Mid-IR spectroscopy detects absorption of IR radiation by fundamental vibrations of molecular bonds. In contrast to GC, it can operate in a label free and nondestructive matter. One of the major challenges in analyzing fatty acids in human milk with mid-IR spectroscopy are absorbances arising from its other major components such as water, lactose and proteins that can hide fatty acid related information. For this reason, the first step in developing a proper IR-based method was to find a way of isolating fat from the whole milk samples. For this purpose, an approach based on multiple centrifugation steps was devised that yields representative lipid fractions. Compared to conventional extraction methods, this approach excels with reduced workload, high throughput and completely avoids the use of potentially hazardous solvents. The obtained fat fractions were subsequently measured with attenuated total reflection Fourier transform mid-infrared spectroscopy within less than one minute per sample. Moreover, the fat fractions were analyzed with GC to obtain reference values for the fatty acid concentrations. By applying advanced statistical methods, the mid-infrared spectra were related to the reference concentrations.

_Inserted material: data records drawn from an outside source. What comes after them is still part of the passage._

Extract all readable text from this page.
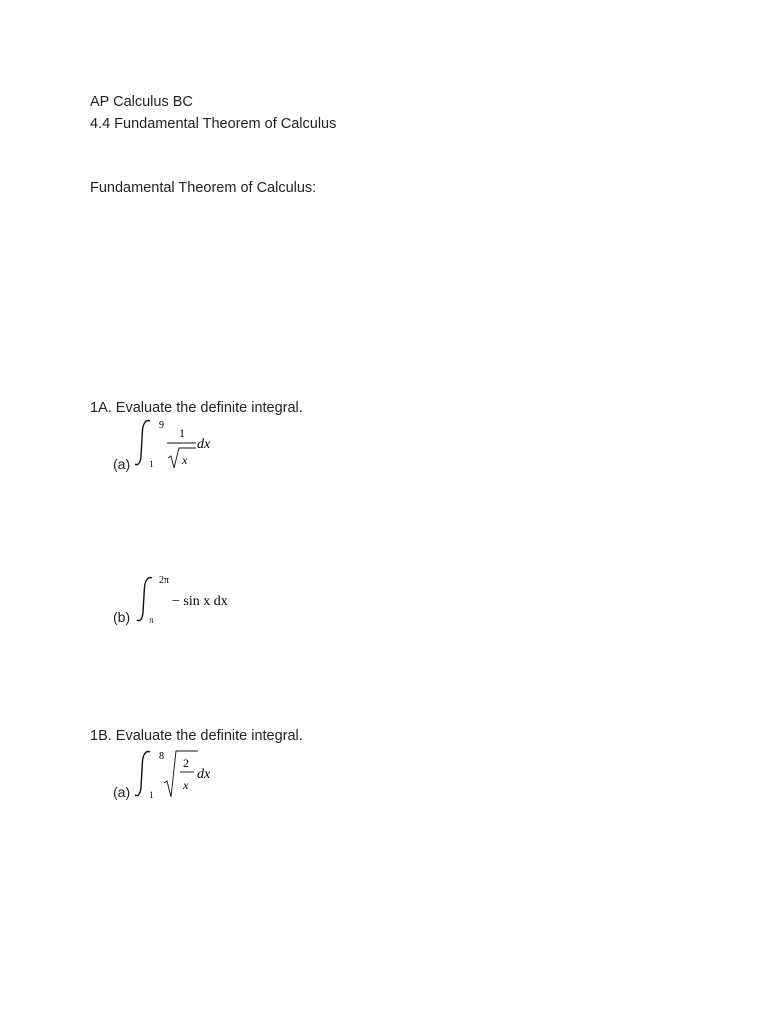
AP Calculus BC
4.4 Fundamental Theorem of Calculus
Fundamental Theorem of Calculus:
1A. Evaluate the definite integral.
(a)
9
1
1
x
dx
(b)
2π
π
− sin x dx
1B. Evaluate the definite integral.
(a)
8
1
2
x
dx
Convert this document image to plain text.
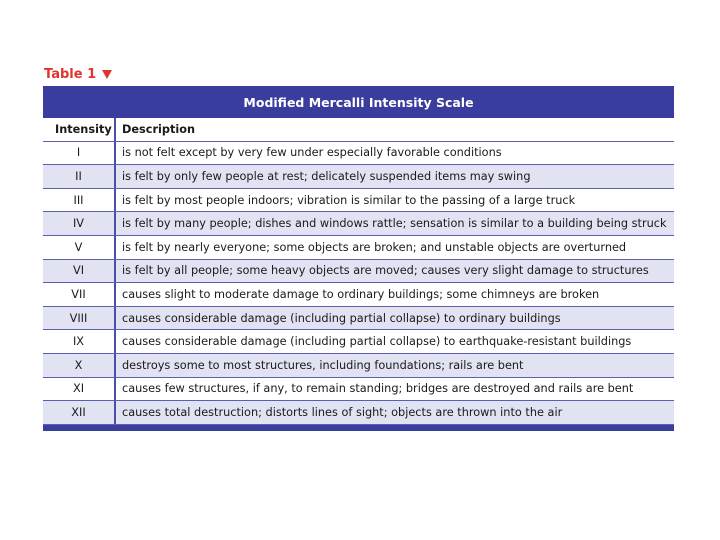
Table 1
Modified Mercalli Intensity Scale
Intensity Description
I	is not felt except by very few under especially favorable conditions
II	is felt by only few people at rest; delicately suspended items may swing
III	is felt by most people indoors; vibration is similar to the passing of a large truck
IV	is felt by many people; dishes and windows rattle; sensation is similar to a building being struck
V	is felt by nearly everyone; some objects are broken; and unstable objects are overturned
VI	is felt by all people; some heavy objects are moved; causes very slight damage to structures
VII	causes slight to moderate damage to ordinary buildings; some chimneys are broken
VIII	causes considerable damage (including partial collapse) to ordinary buildings
IX	causes considerable damage (including partial collapse) to earthquake-resistant buildings
X	destroys some to most structures, including foundations; rails are bent
XI	causes few structures, if any, to remain standing; bridges are destroyed and rails are bent
XII	causes total destruction; distorts lines of sight; objects are thrown into the air
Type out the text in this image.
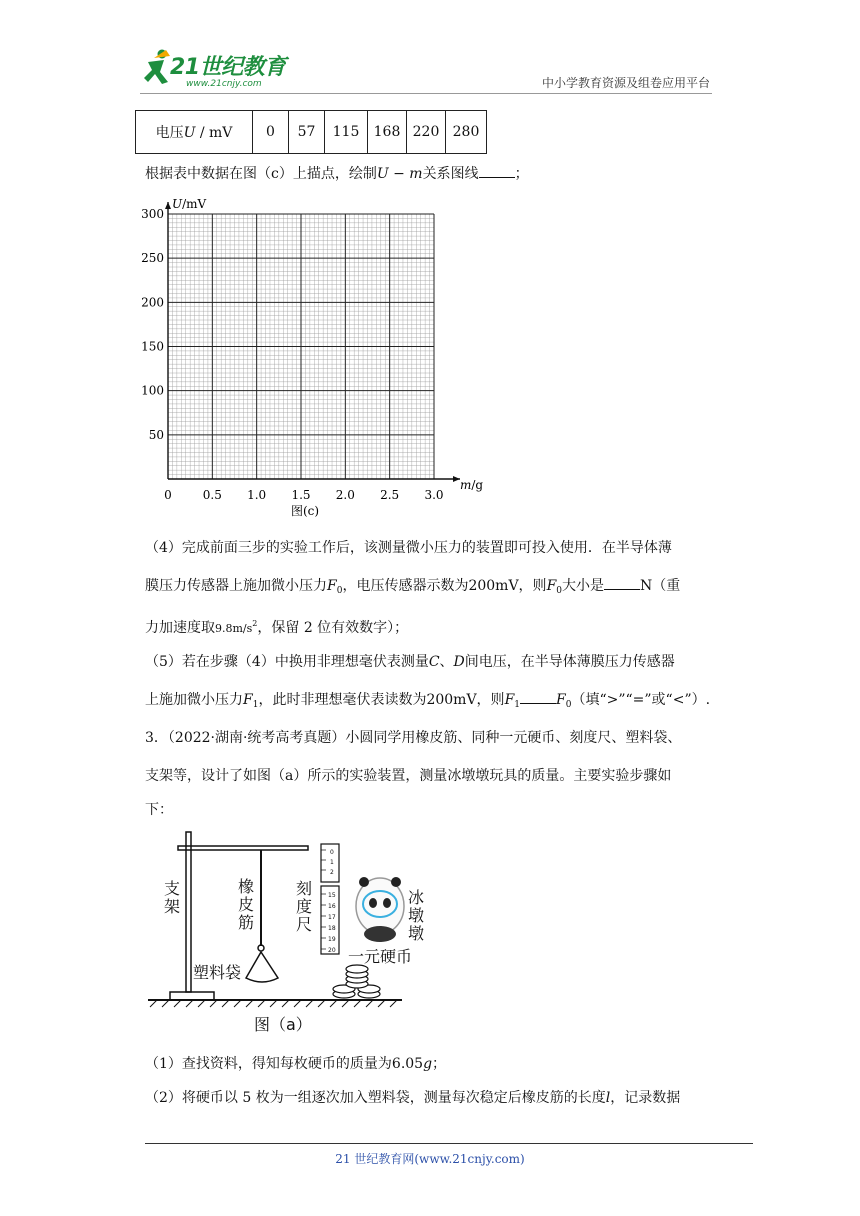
21世纪教育
www.21cnjy.com	中小学教育资源及组卷应用平台
电压U / mV	0	57	115	168	220	280
根据表中数据在图（c）上描点，绘制U − m关系图线	；
300
250
200
150
100
50
0	0.5 1.0 1.5 2.0 2.5 3.0
U/mV
m/g
图(c)
（4）完成前面三步的实验工作后，该测量微小压力的装置即可投入使用．在半导体薄
膜压力传感器上施加微小压力$F_0$，电压传感器示数为200mV，则$F_0$大小是	N（重
力加速度取$9.8m/s^2$，保留 2 位有效数字）；
（5）若在步骤（4）中换用非理想毫伏表测量C、D间电压，在半导体薄膜压力传感器
上施加微小压力$F_1$，此时非理想毫伏表读数为200mV，则$F_1$	$F_0$（填“>”“=”或“<”）.
3．（2022·湖南·统考高考真题）小圆同学用橡皮筋、同种一元硬币、刻度尺、塑料袋、
支架等，设计了如图（a）所示的实验装置，测量冰墩墩玩具的质量。主要实验步骤如
下：
0
1
2
15
16
17
18
19
20
支架
橡皮筋
刻度尺
冰墩墩
一元硬币
塑料袋
图（a）
（1）查找资料，得知每枚硬币的质量为6.05g；
（2）将硬币以 5 枚为一组逐次加入塑料袋，测量每次稳定后橡皮筋的长度l，记录数据
21 世纪教育网(www.21cnjy.com)
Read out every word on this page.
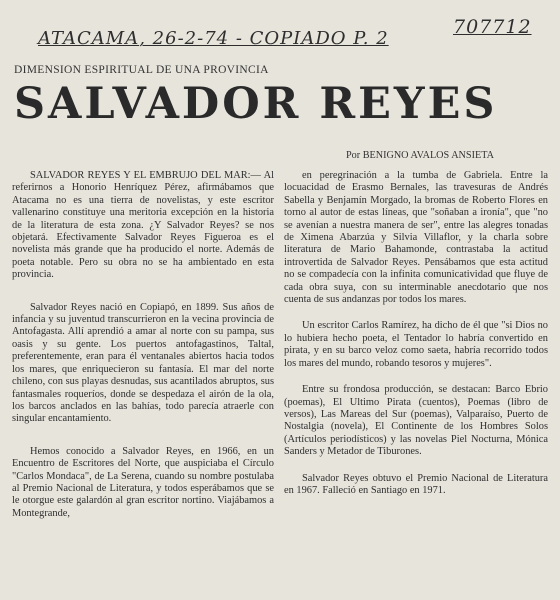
ATACAMA, 26-2-74 - COPIADO P. 2
707712
DIMENSION ESPIRITUAL DE UNA PROVINCIA
SALVADOR REYES
Por BENIGNO AVALOS ANSIETA

SALVADOR REYES Y EL EMBRUJO DEL MAR:— Al referirnos a Honorio Henríquez Pérez, afirmábamos que Atacama no es una tierra de novelistas, y este escritor vallenarino constituye una meritoria excepción en la historia de la literatura de esta zona. ¿Y Salvador Reyes? se nos objetará. Efectivamente Salvador Reyes Figueroa es el novelista más grande que ha producido el norte. Además de poeta notable. Pero su obra no se ha ambientado en esta provincia.

Salvador Reyes nació en Copiapó, en 1899. Sus años de infancia y su juventud transcurrieron en la vecina provincia de Antofagasta. Allí aprendió a amar al norte con su pampa, sus oasis y su gente. Los puertos antofagastinos, Taltal, preferentemente, eran para él ventanales abiertos hacia todos los mares, que enriquecieron su fantasía. El mar del norte chileno, con sus playas desnudas, sus acantilados abruptos, sus fantasmales roqueríos, donde se despedaza el airón de la ola, los barcos anclados en las bahías, todo parecía atraerle con singular encantamiento.

Hemos conocido a Salvador Reyes, en 1966, en un Encuentro de Escritores del Norte, que auspiciaba el Círculo "Carlos Mondaca", de La Serena, cuando su nombre postulaba al Premio Nacional de Literatura, y todos esperábamos que se le otorgue este galardón al gran escritor nortino. Viajábamos a Montegrande,

en peregrinación a la tumba de Gabriela. Entre la locuacidad de Erasmo Bernales, las travesuras de Andrés Sabella y Benjamín Morgado, la bromas de Roberto Flores en torno al autor de estas líneas, que "soñaban a ironía", que "no se avenían a nuestra manera de ser", entre las alegres tonadas de Ximena Abarzúa y Silvia Villaflor, y la charla sobre literatura de Mario Bahamonde, contrastaba la actitud introvertida de Salvador Reyes. Pensábamos que esta actitud no se compadecía con la infinita comunicatividad que fluye de cada obra suya, con su interminable anecdotario que nos cuenta de sus andanzas por todos los mares.

Un escritor Carlos Ramírez, ha dicho de él que "si Dios no lo hubiera hecho poeta, el Tentador lo habría convertido en pirata, y en su barco veloz como saeta, habría recorrido todos los mares del mundo, robando tesoros y mujeres".

Entre su frondosa producción, se destacan: Barco Ebrio (poemas), El Ultimo Pirata (cuentos), Poemas (libro de versos), Las Mareas del Sur (poemas), Valparaíso, Puerto de Nostalgia (novela), El Continente de los Hombres Solos (Artículos periodísticos) y las novelas Piel Nocturna, Mónica Sanders y Metador de Tiburones.

Salvador Reyes obtuvo el Premio Nacional de Literatura en 1967. Falleció en Santiago en 1971.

This way, calibration equations and statistical figures of merit were obtained that provide information about the validity of the calibration models and assess the predictability of the fatty acid concentrations in future samples. These models showed excellent results that indicate high potential for high-throughput human milk fatty acid profiling.
In the future, NUTRISHIELD partner institutions will further investigate the potential of mid-infrared based fatty acid profiling of human milk fatty acids. By combining the knowledge of experts in different fields, the developed techniques could soon represent a serious challenger for established methods such as GC.